Bread Story exhibition view at table, Chicago.
September 24th – November 22nd, 2021
In this exhibition, Lúcia Prancha continues her exploration of production and labor by exercising the tension between text and image as well as printed and video media. The exhibition’s original artist book, series of printed photographs, and video, were completed in 2021 as a culmination of a project the artist began in 2019 with the Los Angeles Contemporary Archive (LACA). Central to this rendition of Bread Story are a series of photographs of Roxana’s hands, which for Prancha act as a kind of portraiture. These images of hands line the walls of the space and are intimately repeated through the artist book, in this case taking form as a transparent box housing the photographs as hand-held objects, and a printed booklet of the video’s narration. The video piece brings together archival material, analog and digital photographs, and moving image. These elements are situated within a contemporary narration of Brecht’s text, which has been recorded and filmed inside a sound booth, calling attention to the system of its own production.
Bread Story, 2019-2021
Stills. Experimental video. 30’’, HDV, sound, b&w and color, 16:9.
Bread Story consists of a video, artist book, and a series of photographs. Prancha used Bertolt Brecht’s (1898–1956) original screenplay as a structure for an experimental film featuring LA based bread-worker Roxana Jullapat, while tracing an American landscape marked by the displacement and industrialization of the past century.
Roxana Jullapat was born in California but grew up in Costa Rica. She returned to the United States and learned to bake bread in Los Angeles and worked for other bakers before opening her bakery, Friends and Family, in 2017. Though born in the US, her experience growing up in Costa Rica influences her sense of production. She wakes up every morning at 3am to start baking bread and recently published a cookbook titled Mother Grains: Recipes for the Grain Revolution.
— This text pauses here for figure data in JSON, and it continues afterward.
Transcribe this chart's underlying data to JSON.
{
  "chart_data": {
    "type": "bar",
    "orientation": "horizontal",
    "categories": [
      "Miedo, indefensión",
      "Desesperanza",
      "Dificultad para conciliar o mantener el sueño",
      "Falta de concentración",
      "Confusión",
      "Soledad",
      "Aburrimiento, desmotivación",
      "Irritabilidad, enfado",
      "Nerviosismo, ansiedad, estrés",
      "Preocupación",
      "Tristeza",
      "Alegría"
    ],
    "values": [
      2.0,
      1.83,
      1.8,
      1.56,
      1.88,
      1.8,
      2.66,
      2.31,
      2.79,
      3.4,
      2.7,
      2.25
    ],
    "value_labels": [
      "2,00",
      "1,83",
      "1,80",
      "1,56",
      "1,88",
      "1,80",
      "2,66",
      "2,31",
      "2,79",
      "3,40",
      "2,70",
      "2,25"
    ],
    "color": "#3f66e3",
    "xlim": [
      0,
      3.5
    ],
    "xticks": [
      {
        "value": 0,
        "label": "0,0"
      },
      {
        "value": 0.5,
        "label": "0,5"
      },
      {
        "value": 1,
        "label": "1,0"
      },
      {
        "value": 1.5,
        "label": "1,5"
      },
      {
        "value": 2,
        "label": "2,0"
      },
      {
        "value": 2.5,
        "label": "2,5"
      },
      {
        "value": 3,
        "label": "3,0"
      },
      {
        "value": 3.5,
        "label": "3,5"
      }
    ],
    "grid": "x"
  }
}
Bertolt Brecht arrived in California as an exile in December 1941 where he wrote the script for “The Bread-King Learns to Bake Bread.” This film was never produced due to the screenplay and its writer’s communist affiliations, which were actively being suppressed by the Hollywood blacklist. Brecht’s text implies questions of time, production, consumption, and mechanical and manual labor. Prancha found the Brecht text while living in Los Angeles and views it as a critique of the so-called American Consumer Society, in this case, from an immigrant’s perspective.
Exhibition view ar LACA - Los Angeles Contemporary Archive, 2019
Artist book: “Bread Story”, several elements. Dimensions variable.
The new video and artist book is based on the script “ the Bread-King Learns to Bake Bread” by Bertolt Brecht (1898–1956). Prancha found this text while living in Los Angeles as a critique of the so-called American Consumer Society, in this case, from the immigrant point of view.
Bertolt Brecht arrived in California as an exile in December 1941, he wrote the script, but it was never used. Brecht’s text implies questions of time, production, consumption, mechanical and manual labor. These materials and artist books serve as starting point to continue her exploration on the moving image, sound and text..
The artist book functions as unconventional scripts for the upcoming film exploring text and image in tension with different materials as plastic, bread, flour or yeast.
At LACA-Los Angeles Contemporary Archive, Lúcia Prancha will share her series of printed materials and sound recordings based on the script “The Bread-King Learns to Bake Bread” by Brecht.